The judge then directed me to examine my client. In my direct examination I established that my client was diagnosed with childhood (Type I) diabetes at age 6 and that his blood sugar control since that time has been suboptimal. He testified that even with an insulin pump his blood sugar levels fluctuated wildly. We then discussed his various complications and I had him testify about his stomach pain, bloating, constipation and restroom issues. We then talked about the seizures, their frequency, diration, and other complications. I asked him specifically about his capacity to sit, stand, walk, lift and carry – all which were limited because of numbness in his extremities and pain. We also discussed the fact that my client has lost over 50 pounds over the past 2 years and that he is significantly underweight.
The judge then asked my client about his daily activities and his capacity to perform various tasks. The judge in our case also had my client stand and walk around the hearing room – I have appeared before this judge and he frequently considers a claimant’s appearance and movement in the actual hearing room.

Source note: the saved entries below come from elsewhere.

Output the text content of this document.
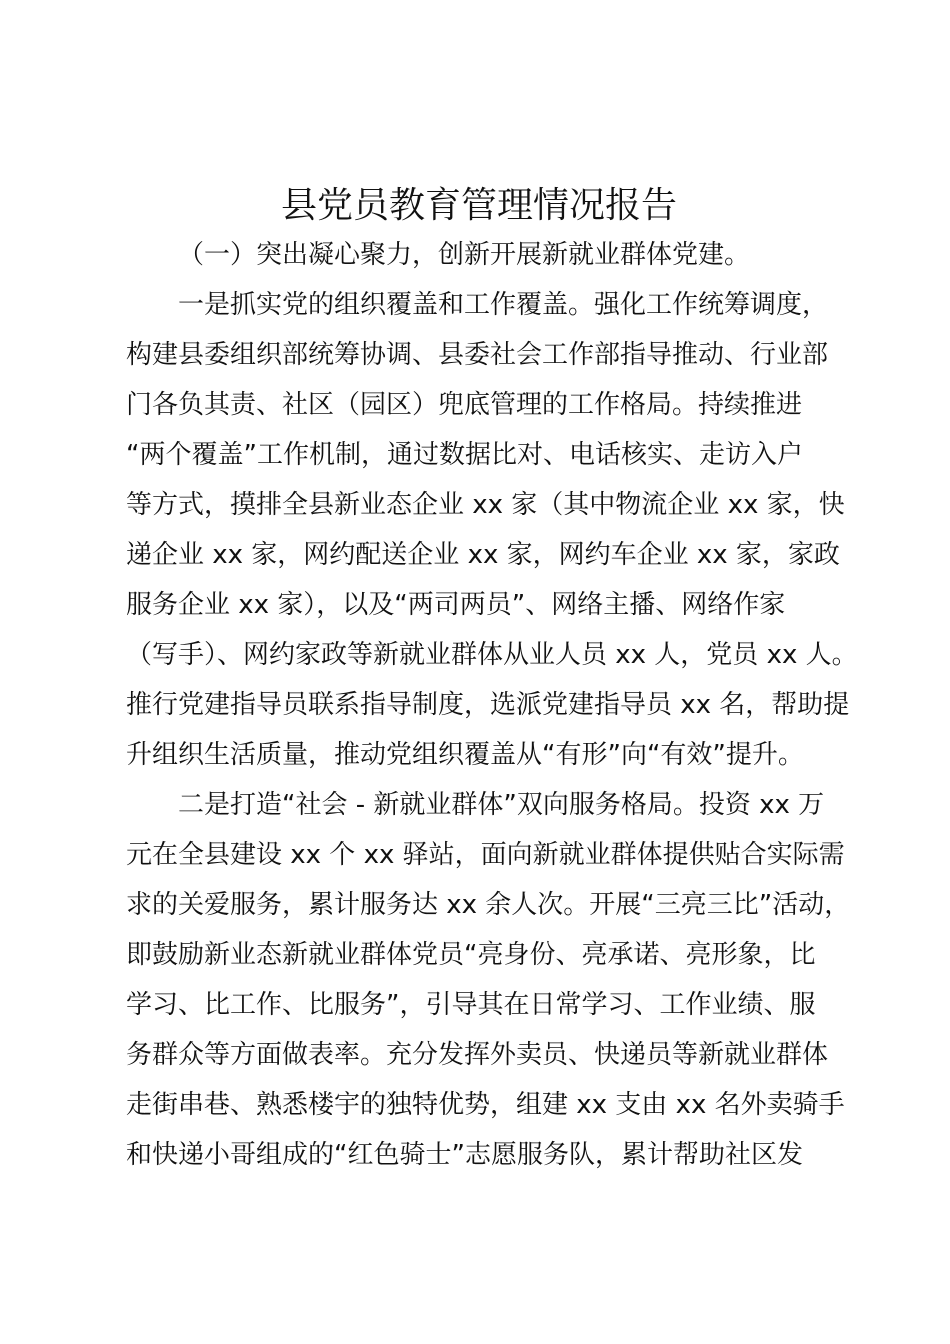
县党员教育管理情况报告
（一）突出凝心聚力，创新开展新就业群体党建。
一是抓实党的组织覆盖和工作覆盖。强化工作统筹调度，
构建县委组织部统筹协调、县委社会工作部指导推动、行业部
门各负其责、社区（园区）兜底管理的工作格局。持续推进
“两个覆盖”工作机制，通过数据比对、电话核实、走访入户
等方式，摸排全县新业态企业 xx 家（其中物流企业 xx 家，快
递企业 xx 家，网约配送企业 xx 家，网约车企业 xx 家，家政
服务企业 xx 家），以及“两司两员”、网络主播、网络作家
（写手）、网约家政等新就业群体从业人员 xx 人，党员 xx 人。
推行党建指导员联系指导制度，选派党建指导员 xx 名，帮助提
升组织生活质量，推动党组织覆盖从“有形”向“有效”提升。
二是打造“社会 - 新就业群体”双向服务格局。投资 xx 万
元在全县建设 xx 个 xx 驿站，面向新就业群体提供贴合实际需
求的关爱服务，累计服务达 xx 余人次。开展“三亮三比”活动，
即鼓励新业态新就业群体党员“亮身份、亮承诺、亮形象，比
学习、比工作、比服务”，引导其在日常学习、工作业绩、服
务群众等方面做表率。充分发挥外卖员、快递员等新就业群体
走街串巷、熟悉楼宇的独特优势，组建 xx 支由 xx 名外卖骑手
和快递小哥组成的“红色骑士”志愿服务队，累计帮助社区发
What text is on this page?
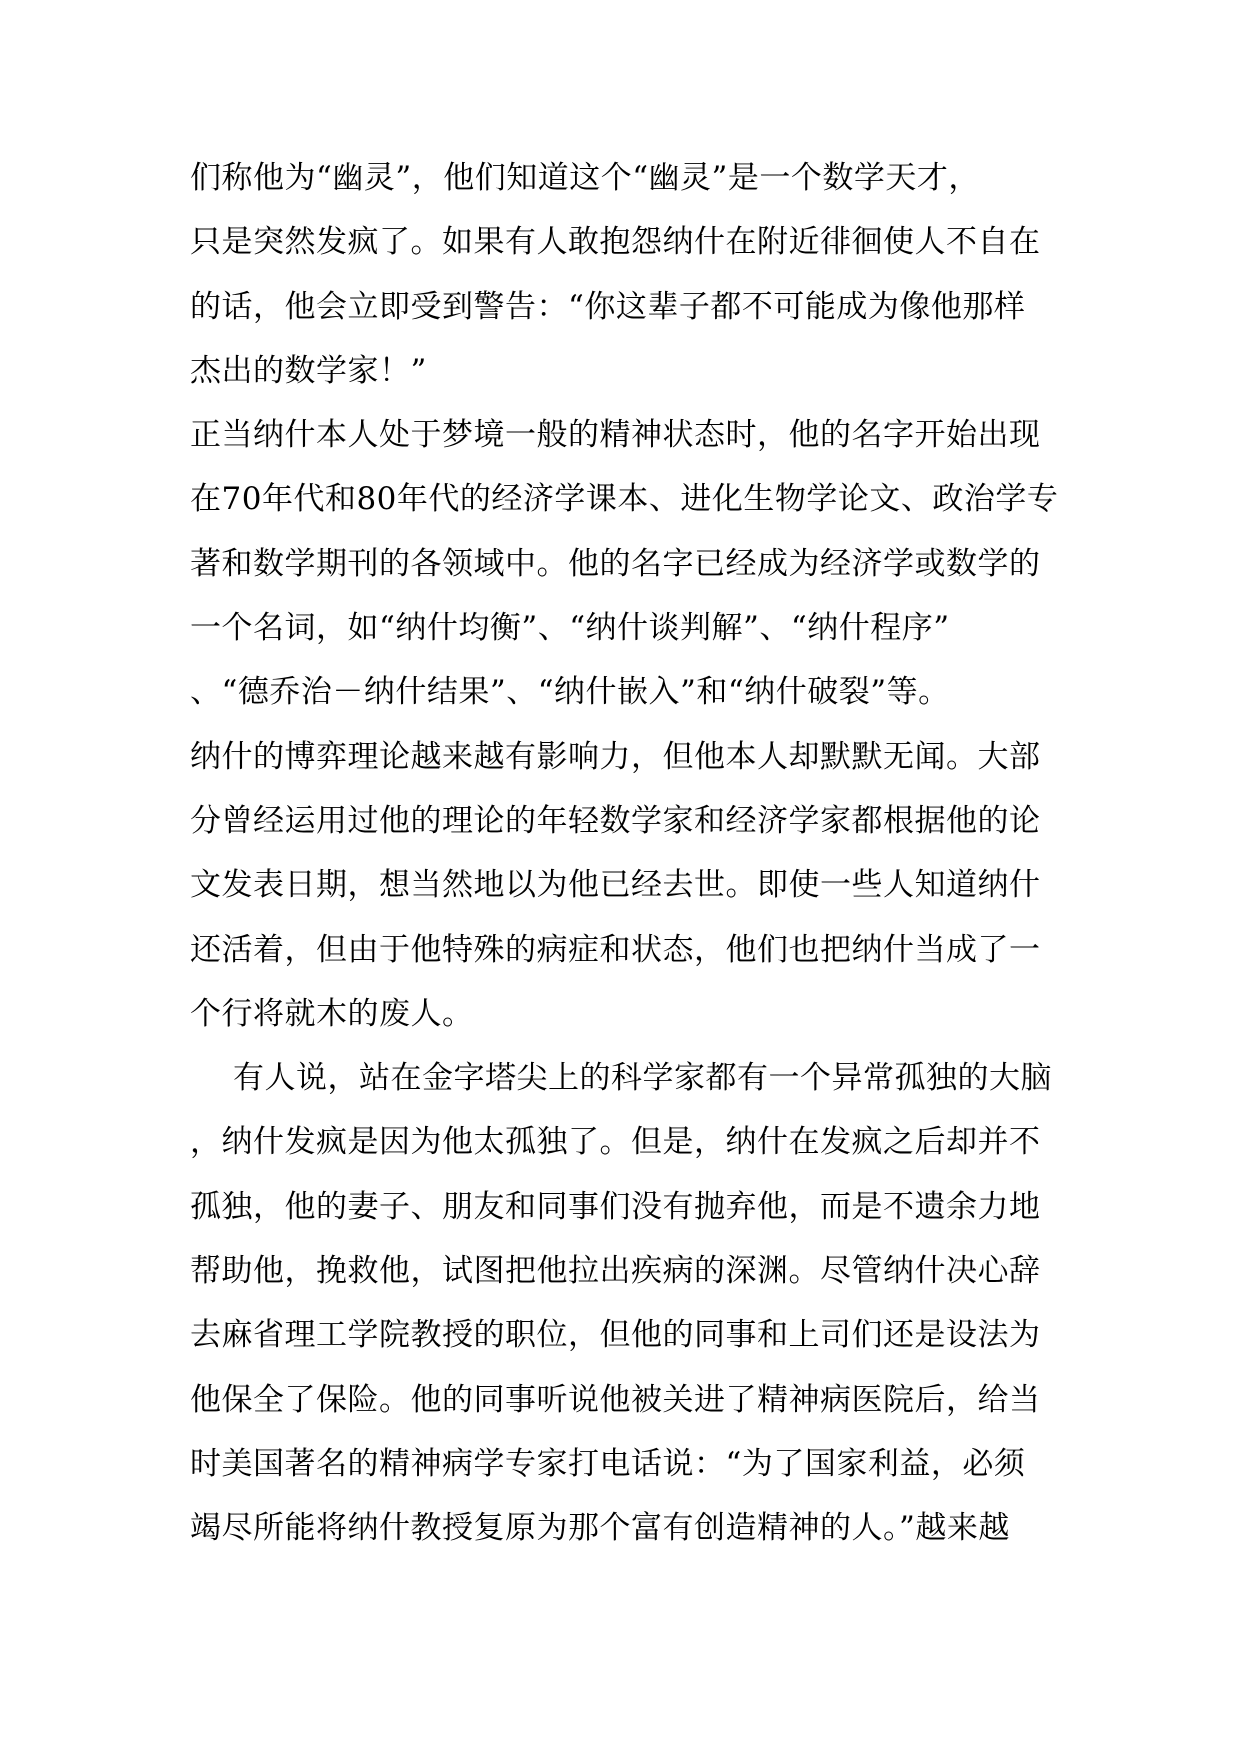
们称他为“幽灵”，他们知道这个“幽灵”是一个数学天才，
只是突然发疯了。如果有人敢抱怨纳什在附近徘徊使人不自在
的话，他会立即受到警告：“你这辈子都不可能成为像他那样
杰出的数学家！”
正当纳什本人处于梦境一般的精神状态时，他的名字开始出现
在70年代和80年代的经济学课本、进化生物学论文、政治学专
著和数学期刊的各领域中。他的名字已经成为经济学或数学的
一个名词，如“纳什均衡”、“纳什谈判解”、“纳什程序”
、“德乔治－纳什结果”、“纳什嵌入”和“纳什破裂”等。
纳什的博弈理论越来越有影响力，但他本人却默默无闻。大部
分曾经运用过他的理论的年轻数学家和经济学家都根据他的论
文发表日期，想当然地以为他已经去世。即使一些人知道纳什
还活着，但由于他特殊的病症和状态，他们也把纳什当成了一
个行将就木的废人。
有人说，站在金字塔尖上的科学家都有一个异常孤独的大脑
，纳什发疯是因为他太孤独了。但是，纳什在发疯之后却并不
孤独，他的妻子、朋友和同事们没有抛弃他，而是不遗余力地
帮助他，挽救他，试图把他拉出疾病的深渊。尽管纳什决心辞
去麻省理工学院教授的职位，但他的同事和上司们还是设法为
他保全了保险。他的同事听说他被关进了精神病医院后，给当
时美国著名的精神病学专家打电话说：“为了国家利益，必须
竭尽所能将纳什教授复原为那个富有创造精神的人。”越来越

After concluding the questioning of the claimant the judge turned to the vocational witness and asked her to describe the claimant’s past work as a retail clerk, which was light and low-end semi-skilled. The judge then asked the following hypothetical question:
Q: Assume we have an individual who is the same age as the claimant, with the same education and work background. Assume further I find:
- he is limited to sedentary work
- cannot perform jobs involving ladders, ropes or scaffolds
- he is significantly underweight and walks at a very slow pace
- occasional use of ramps or stairs
- he should avoid repetitive overhead reaching or pushing
- he should avoid extremes of heat or cold
- he should avoid crawling, crouching
- occasional stooping, kneeling, balancing
- he will need to take frequent unscheduled breaks to check his blood sugar
- medicine he takes causes fatigue and anxiety
- because of depressive symptoms, he would have poor capacity to maintain attention and concentration
- because of chronic pain, he would have poor focus and would have a poor ability to maintain a schedule
Could such a person perform the claimant’s past work?
Could such a person perform any work in the regional or national economy?
The judge then read a favorable bench decision into the record, with the provision that Social Security re-evaluate my client’s medical status in 3 years.
Conclusions: I rarely accept cases for claimants in their 20’s. Here, I felt that the medical record was compelling that my client’s diabetes was both out of control and that is resulted in numerous complications that would compromise his capacity to work. My client came across as credible and believable and the solid medical record was sufficient for this judge.